New drugs used alongside statins can lower LDL cholesterol to really low levels, but do the risks outweigh the benefits?

When it comes to “bad” cholesterol, the mantra might be: “How low can you go?”

In a new paper, researchers looked at whether using a drug combo to lower LDL cholesterol to “very-low” or “ultra-low” levels would provide even greater benefits than more modest decreases in LDL.

The manufacturer-funded study, called FOURIER, enrolled more than 27,000 people who were already taking statin drugs to treat their high LDL cholesterol.

Roughly half of these people received injections of evolocumab, a drug made by Amgen and sold under the brand name Repatha. The other half received a placebo, or nonactive, injections.

Evolocumab is a PCSK9 inhibitor, which works by simulating a favorable genetic variation that leads to large reductions of LDL cholesterol.

In an earlier paper for the study, researchers reported that people taking both statins and evolocumab saw their LDL cholesterol level drop dramatically.

At the start of the study, their LDL level was on average 90 mg/dL. This fell to 30 mg/dL after 48 weeks of drug therapy.

Researchers also found that evolocumab reduced the risk of cardiovascular events — such as heart attacks and stroke — by about 15 percent.

So, for about every 67 people treated with the drug, one person avoided one of these events.

But there was no reduction in the risk of death — at least not over the two years that participants in the study were followed.

As the sponsor of the study, Amgen collected and interpreted the study data and helped edit the papers that were published in medical journals.

Research done on cholesterol-lowering statins has shown that the risk of cardiovascular disease decreases at lower levels of LDL cholesterol.

But doctors haven’t known how low cholesterol can go and still reduce risk of heart problems and stroke.

One reason for this is that previous drug studies either didn’t look specifically at outcomes for people whose LDL cholesterol dropped to “very low” or “ultra-low” levels.

Or if they did, there were not enough of those patients to make the statistical analysis useful.

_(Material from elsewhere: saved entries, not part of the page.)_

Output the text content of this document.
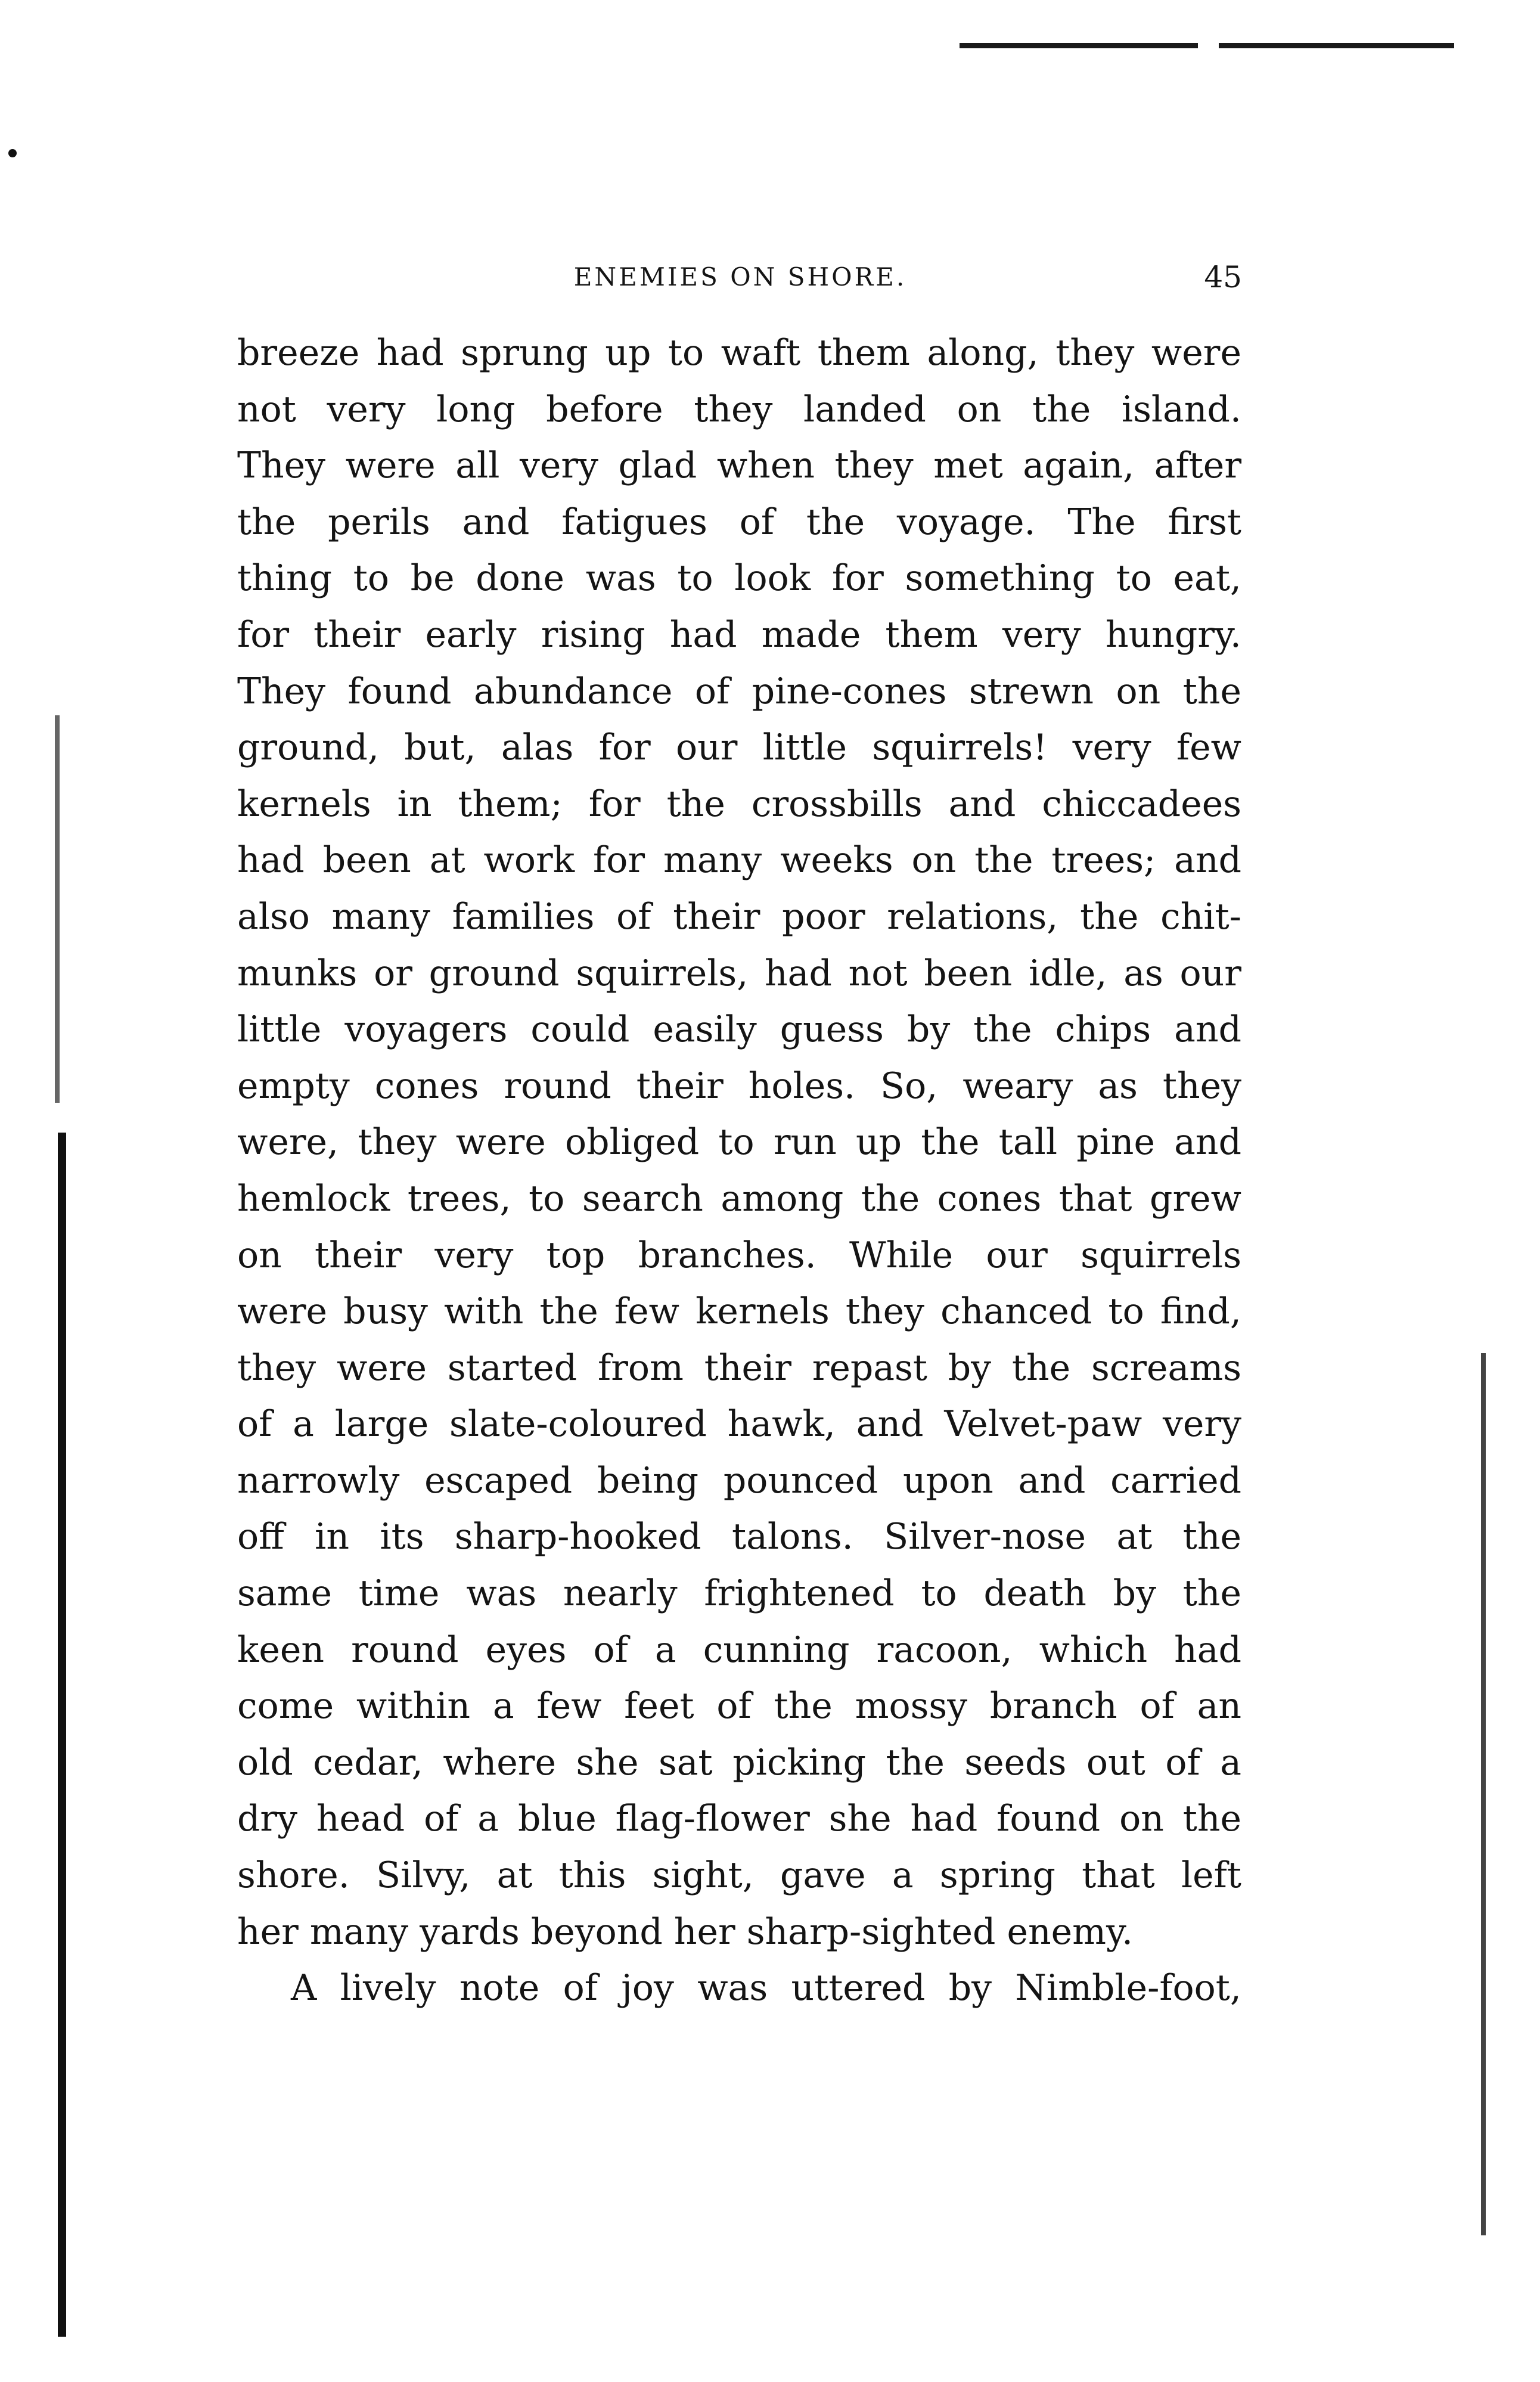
ENEMIES ON SHORE.	45
breeze had sprung up to waft them along, they were
not very long before they landed on the island.
They were all very glad when they met again, after
the perils and fatigues of the voyage. The first
thing to be done was to look for something to eat,
for their early rising had made them very hungry.
They found abundance of pine-cones strewn on the
ground, but, alas for our little squirrels! very few
kernels in them; for the crossbills and chiccadees
had been at work for many weeks on the trees; and
also many families of their poor relations, the chit-
munks or ground squirrels, had not been idle, as our
little voyagers could easily guess by the chips and
empty cones round their holes. So, weary as they
were, they were obliged to run up the tall pine and
hemlock trees, to search among the cones that grew
on their very top branches. While our squirrels
were busy with the few kernels they chanced to find,
they were started from their repast by the screams
of a large slate-coloured hawk, and Velvet-paw very
narrowly escaped being pounced upon and carried
off in its sharp-hooked talons. Silver-nose at the
same time was nearly frightened to death by the
keen round eyes of a cunning racoon, which had
come within a few feet of the mossy branch of an
old cedar, where she sat picking the seeds out of a
dry head of a blue flag-flower she had found on the
shore. Silvy, at this sight, gave a spring that left
her many yards beyond her sharp-sighted enemy.
A lively note of joy was uttered by Nimble-foot,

So researchers from the FOURIER study reanalyzed the data with an eye toward these lower cholesterol levels. The results were published Aug. 28 in The Lancet.

The new analysis suggests that the benefits of lowering your LDL cholesterol continue to increase the lower you go, even at ultra-low levels, at least in terms of reducing your risk of developing heart problems or stroke.

There was also no increase in safety concerns for this group, compared with people whose LDL didn’t drop as much.

However, there are some limitations.

Since researchers followed people for only two years, they don’t know if the ultra-low LDL levels translate to a lower risk of dying over the long run.

Some health problems also only show up after taking a drug for years.

And lower LDL cholesterol levels don’t always mean an overall health benefit.

In another unrelated study, the drug torcetrapib reduced LDL cholesterol by 25 percent. But the risk of cardiovascular events and death from any cause increased.

In spite of the dramatic drop in LDL levels, the earlier FOURIER paper and the new analysis leave a big question unanswered: Are the benefits of evolocumab big enough to justify its $14,000 per year price tag?

Health insurers may not be willing to fork out that kind of money — on top of the price of statin therapy — for a treatment that so far hasn’t been found to reduce the risk of death.

One thing that this study does show is that cardiovascular disease is complicated.

The study also brings to light another fact about cholesterol — drugs are not the only way to lower your LDL levels.

Most doctors who prescribe statins for high cholesterol will also recommend that patients exercise more and eat healthier foods.

But more hospitals and doctors’ offices are starting to promote lifestyle changes as a way for patients to reduce their risk of cardiovascular disease — and LDL levels — using diet and exercise alone.

Often this approach involves a whole food or plant-based diet rich in vegetables, fruits, whole grains, beans, legumes like chickpeas and lentils, healthy fats like those in olive oil and avocado, and dairy alternatives.

For many, this diet will be a challenge to switch to. But there is a growing body of research on its benefits.

In one study, people saw their LDL cholesterol level drop by up to 20 mg/dL after one year on a cholesterol-lowering diet.

The catch, though, is that if you go this route, you still have to make smart choices about what to eat.

A study earlier this year in the Journal of the American College of Cardiology found that people who ate a plant-based diet had a lower risk of coronary heart disease.

However, the opposite effect was seen in people who ate a greater amount of less healthy plant foods, such as sugar-sweetened beverages, juices, refined grains, potatoes, and sweets.

So if you’re looking to lower your LDL cholesterol and improve your heart health, talk to your doctor about how diet and exercise can play key roles.

And then think about how low you can go… in eating less healthy foods.